Monday, 16 November 2015

Ducati Scrambler Pro Flat Track

The biggest and most important show in motorcycling, EICMA, is going on in Milan this week. Ducati have got in early, with an Apple-style product launch on stage in a theatre setting.
They launched a 400cc V-twin Scrambler, called the Sixty2, plus Diavel and Multistrada derivatives and this, the Scrambler Pro Flat Track. Following the mould of their own Monster and, notably, the Triumph Bonneville, the Italians have rolled out a slightly tarted-up Scrambler to bolster the range at the minimum cost. 

The 803cc Pro Flat Track is very similar to the Full Throttle, one of the three Scramblers the company launched in 2014 to great success. It has the same Termignoni end cans, short front mudguard, 10-spoke alloys. In fact, only the following details differ...

Sidepanels (that don't look very flat track)
Headlight fairing (ditto)
Paint colour
Seat cover
Grips (I know, I'm scraping the barrel here...)
Photos: Ducati
They had Ducati legend, and flat track racer, Troy Bayliss ride it on stage. I like the Scrambler a lot, especially the styling of the Urban Enduro, but as a purely styling exercise, this has missed the target. Lloyd Brothers and Ducati did a great job of making their race bike look related to a Ducati Scrambler, but when the parent company have tried to reflect dirt track cool back on the street bike, something's going missing. 

It's so difficult to make road bikes look as cool as flat track race bikes, because their beauty is in their brutal minimalism. Homologated road bikes can look brutal and act deranged (180bhp, 190mph road bikes for £14,000), but it's hard to make 2015 nakeds look minimal and tick all the EU's boxes. And really, the Pro Flat Track has a good name, but it looks bugger-all like a street tracker.

The wheels are the wrong size and the rear's too far. The seat's wrong. The number boards are neither one thing, not the other. 

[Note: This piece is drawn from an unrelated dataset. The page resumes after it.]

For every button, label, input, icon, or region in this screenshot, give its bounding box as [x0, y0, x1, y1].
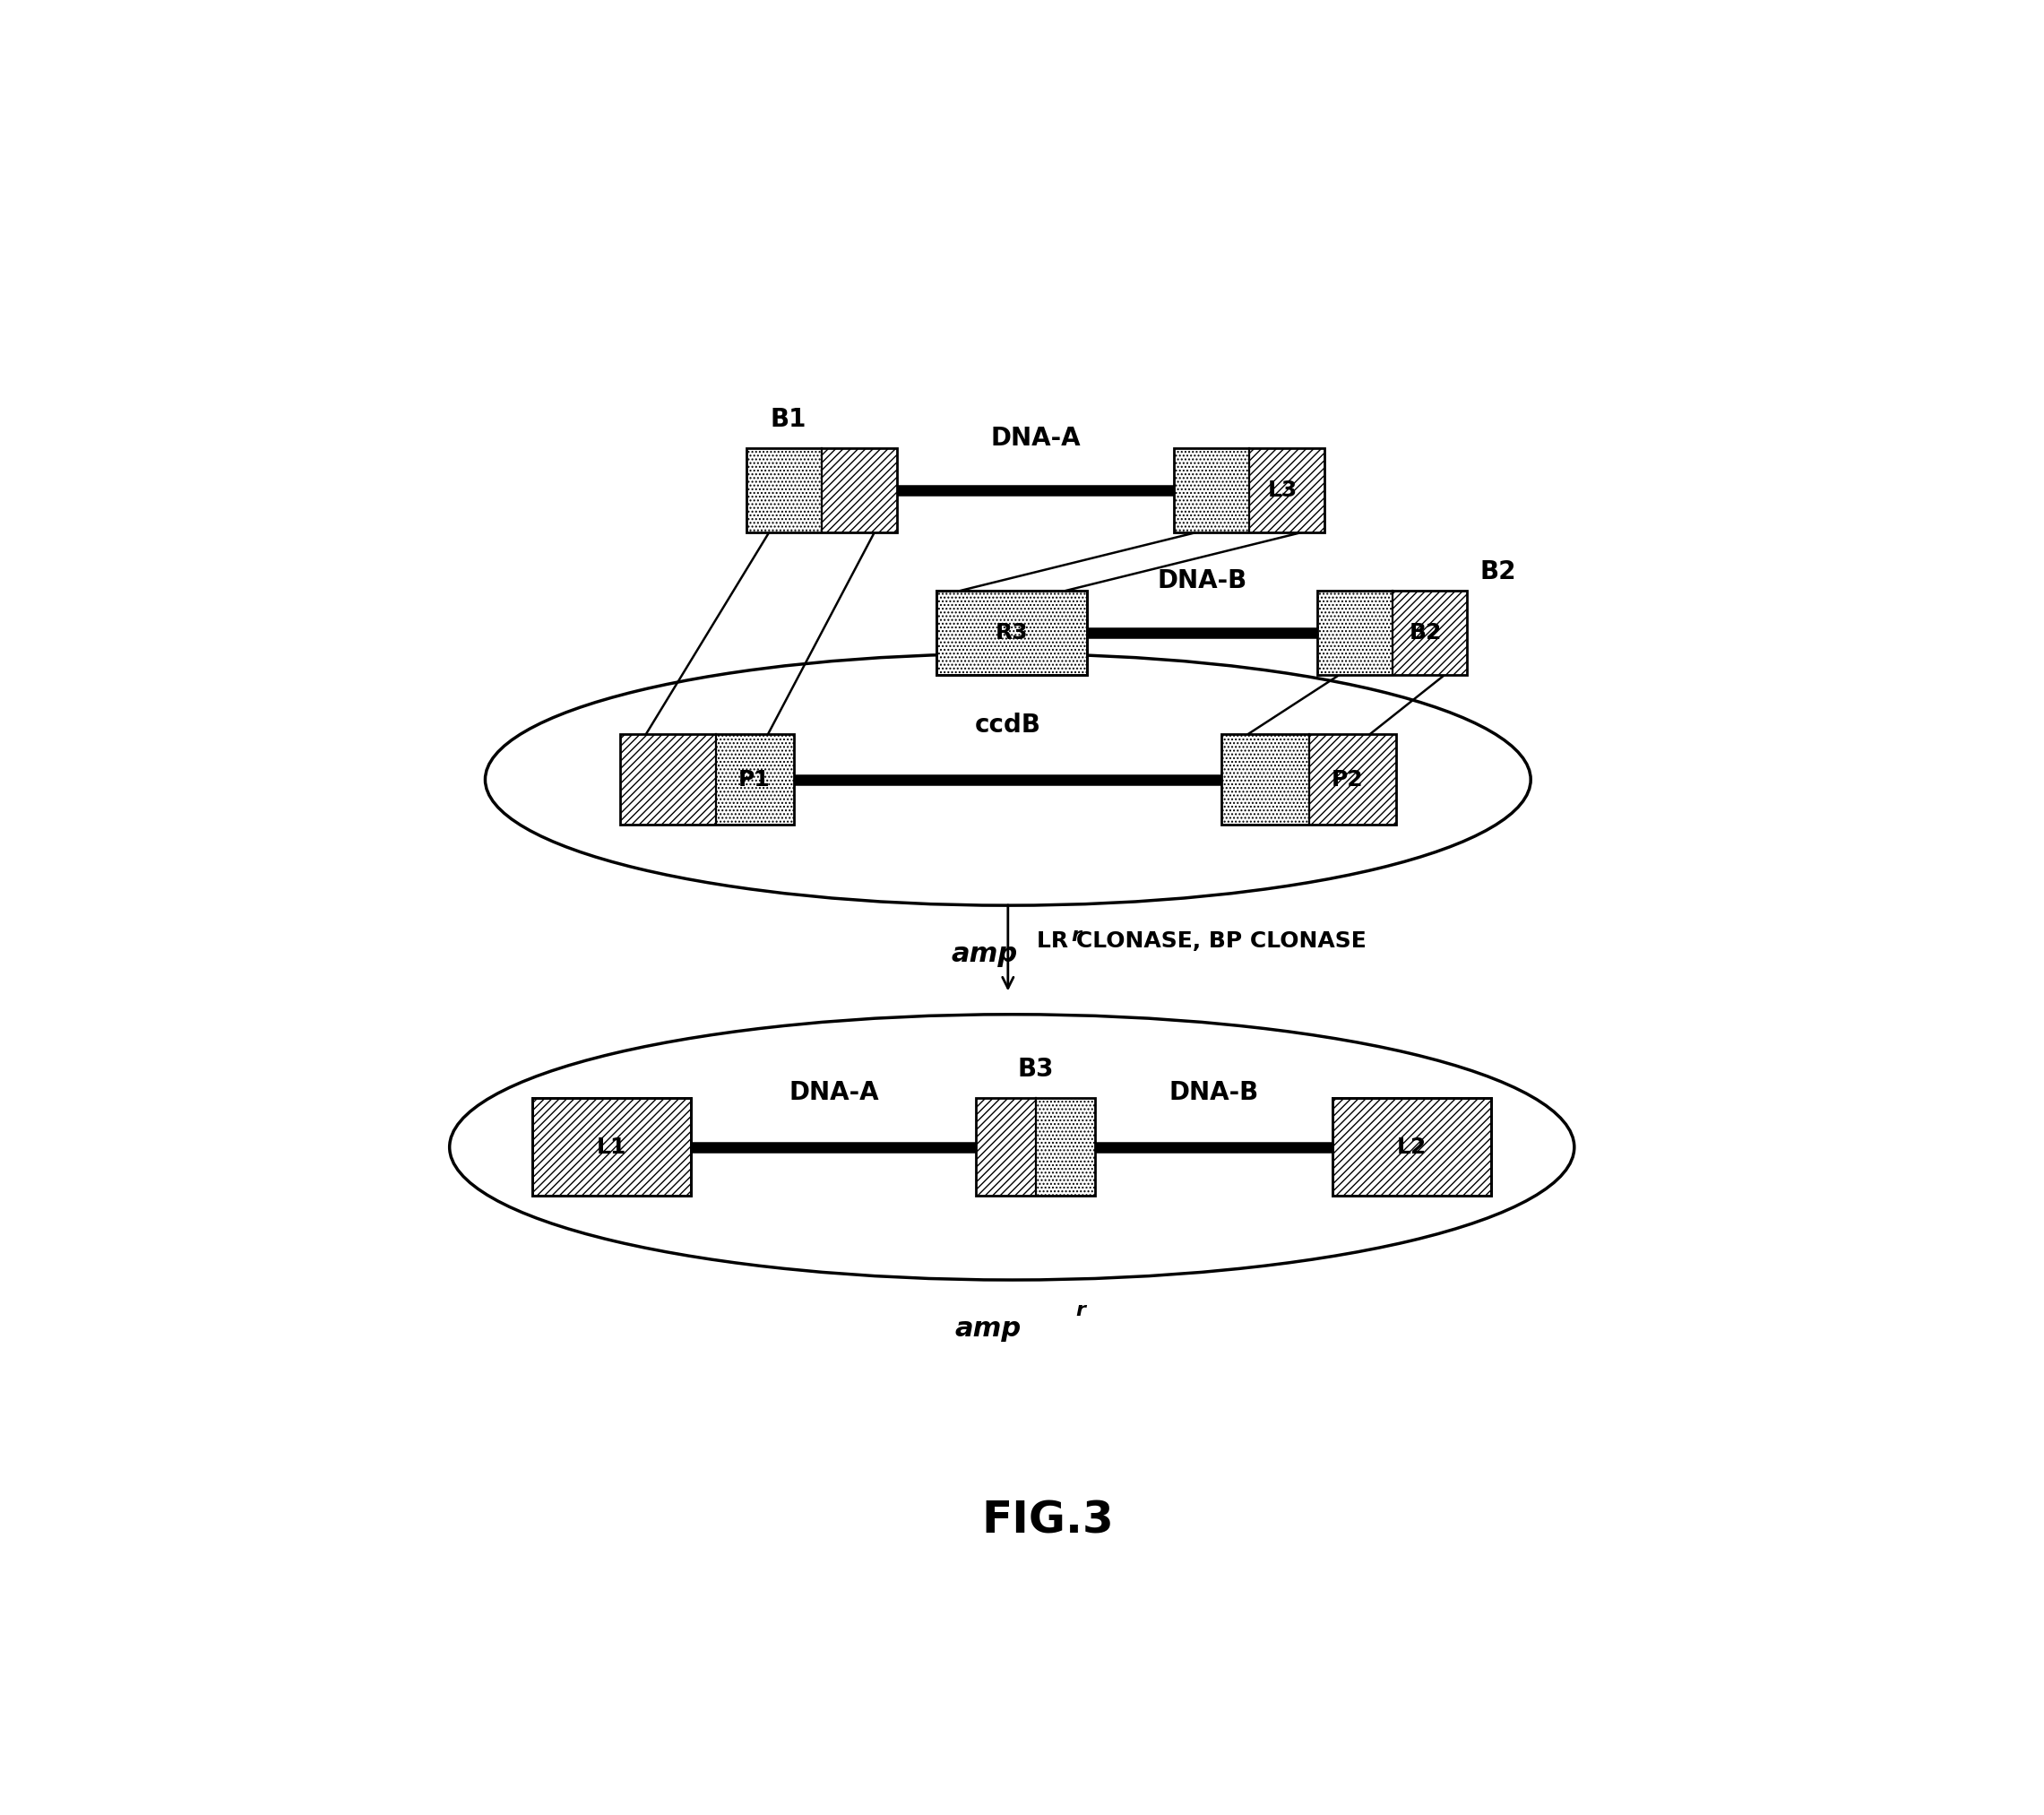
- Bar: [619, 735, 793, 826]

Still, God loves a trier. 

If you want to read about the gorgeous race bike that inspired the road bike, buy Sideburn 22 and read my story from Bayliss's most recent AMA flat track race, the 2015 Sacramento Mile. G


Harley said...

Couldn't agree more Gary. I don't think it's a bad looking bike but a "tracker"? - not really. My one gripe with Ducati's Scramblers (and a lot of the other nakeds out there at the moment) is the use of butt ugly, flat black, plastic mouldings to cover up electrical stuff and other assorted plumbing. This stuff can be hidden, Ducati's own MHE 900 used a rather neat (to my eyes anyway) fake engine casting to hide the gubbins, but that was a limited run, flagship, bike so production costs probably weren't an issue.
Still, if manufacturers started building recognisable trackers, where would be the fun in building your own?

Ian Cleary said...

Fully agree... the latest Scramblers from Ducati are on the wrong side of gaudy...

Sideburn Magazine said...

I'm not sure who you're agreeing with, but I wrote that I like the Scramblers, I say it in the post. I just don't think this iteration is a street tracker, but it's being marketed as one. I don't say they're gaudy.